Wild One: Poems by Lucille Lang Day

Praise for Wild One

In Lucille Day's Wild One we are invited to ride shotgun as we travel and witness the full arc of a life from our window seat. From this vantage point we often see a woman skating the dangerous edge of what is allowed by the culture. We sense the need for a life where there is risk involved, and with that risk the possibility of feeling alive. Day writes eloquently about our engagements with the physical world, celebrating our earthly existence. —Toni Mirosevich, author of The Rooms We Make Our Own

Few books of poems have the sheer narrative intensity of Lucille Day's Wild One. It sweeps the reader up like a powerful coming-of-age novel — half hilarious, half heartbreaking — but always with the sharp lyric edge of genuine poetry.—Dana Gioia, author of Can Poetry Matter?
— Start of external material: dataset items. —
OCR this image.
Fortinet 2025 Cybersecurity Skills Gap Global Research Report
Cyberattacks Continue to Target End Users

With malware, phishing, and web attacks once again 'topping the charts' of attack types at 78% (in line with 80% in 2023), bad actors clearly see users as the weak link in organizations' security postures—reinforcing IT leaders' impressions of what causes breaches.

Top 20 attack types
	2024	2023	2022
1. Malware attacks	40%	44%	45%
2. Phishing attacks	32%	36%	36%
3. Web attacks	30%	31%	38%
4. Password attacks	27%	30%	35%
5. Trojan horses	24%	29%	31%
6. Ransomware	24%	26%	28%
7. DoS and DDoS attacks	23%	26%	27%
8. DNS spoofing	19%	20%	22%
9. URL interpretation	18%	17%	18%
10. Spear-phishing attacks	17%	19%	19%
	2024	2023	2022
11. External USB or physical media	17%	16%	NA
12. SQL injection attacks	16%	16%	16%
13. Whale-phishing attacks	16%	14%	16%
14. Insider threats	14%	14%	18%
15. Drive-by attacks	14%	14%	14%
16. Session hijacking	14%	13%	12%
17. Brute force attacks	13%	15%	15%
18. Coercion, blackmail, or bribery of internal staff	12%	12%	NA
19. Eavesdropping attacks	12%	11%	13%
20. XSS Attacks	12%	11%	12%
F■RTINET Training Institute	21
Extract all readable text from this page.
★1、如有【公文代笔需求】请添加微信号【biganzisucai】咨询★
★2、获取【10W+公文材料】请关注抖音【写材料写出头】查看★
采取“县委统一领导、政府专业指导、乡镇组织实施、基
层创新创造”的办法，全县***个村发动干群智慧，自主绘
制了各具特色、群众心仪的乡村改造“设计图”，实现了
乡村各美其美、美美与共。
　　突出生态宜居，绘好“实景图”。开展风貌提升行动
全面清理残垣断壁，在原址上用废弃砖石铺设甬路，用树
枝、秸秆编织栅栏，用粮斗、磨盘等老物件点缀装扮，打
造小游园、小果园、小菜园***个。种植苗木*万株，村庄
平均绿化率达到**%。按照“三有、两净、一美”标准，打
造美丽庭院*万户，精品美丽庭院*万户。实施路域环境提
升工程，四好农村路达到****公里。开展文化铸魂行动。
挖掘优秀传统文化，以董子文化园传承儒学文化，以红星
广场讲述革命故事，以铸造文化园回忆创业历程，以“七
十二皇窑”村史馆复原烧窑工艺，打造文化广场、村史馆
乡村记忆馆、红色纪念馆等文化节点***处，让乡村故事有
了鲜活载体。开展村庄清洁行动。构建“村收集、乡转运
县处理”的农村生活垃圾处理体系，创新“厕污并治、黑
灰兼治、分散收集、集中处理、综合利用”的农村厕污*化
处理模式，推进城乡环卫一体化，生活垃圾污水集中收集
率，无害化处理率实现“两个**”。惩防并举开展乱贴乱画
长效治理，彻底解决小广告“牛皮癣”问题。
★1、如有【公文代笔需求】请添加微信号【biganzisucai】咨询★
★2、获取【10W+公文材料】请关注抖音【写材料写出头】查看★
I do not, ever, assume that the narrator of a poem is anything like the poet, but I wanted it to be so. I wanted the vivacious, intelligent, sprightly narrators of Lucille Day's Wild One to be so. The overriding image is that of a woman of the twentieth century, who probably laughs to herself every time she hears the word "coping."—Daniel J. Langton, author of Life Forms

No one writes poems quite like Lucille Day's—sharp-edged, witty, ironic poems; laugh-out-loud funny poems; startling, disquieting, slightly sinister poems; gorgeously wrought, lyrical poems. With a unique combination of gifts—including the precision of a mathematician, a botanist's powers of observation, the memoirist's eye for the critical detail—Day captures the moment midair and pins it to the page. Wild One is a wonderful collection of those moments. — Marcia Falk, author of The Book of Blessings


The man I married twice—
at fourteen in Reno, again in Oakland
the month before I turned eighteen—
had a night maintenance job at General Foods.
He mopped the tiled floors and scrubbed
the wheels and teeth of the Jell-O machines.
I see him bending in green light,
a rag in one hand,
a pail of foamy solution at his feet.
He would come home at seven a.m.
with a box of damaged Jell-O packages,
including the day's first run,
routinely rejected, and go to sleep.
I made salad with that reject Jell-O—
lemon, lime, strawberry, orange, peach—
in a kitchen where I could almost
touch opposing walls at the same time
and kept a pie pan under the leaking sink.
We ate hamburgers and Jell-O
almost every night
and when the baby went to sleep,
we loved, snug in the darkness pierced
by passing headlights and a streetlamp's gleam,
listening to the Drifters and the Platters.
Their songs wrapped around me
like coats of fur, I hummed in the long shadows
while the man I married twice
dressed and left for work.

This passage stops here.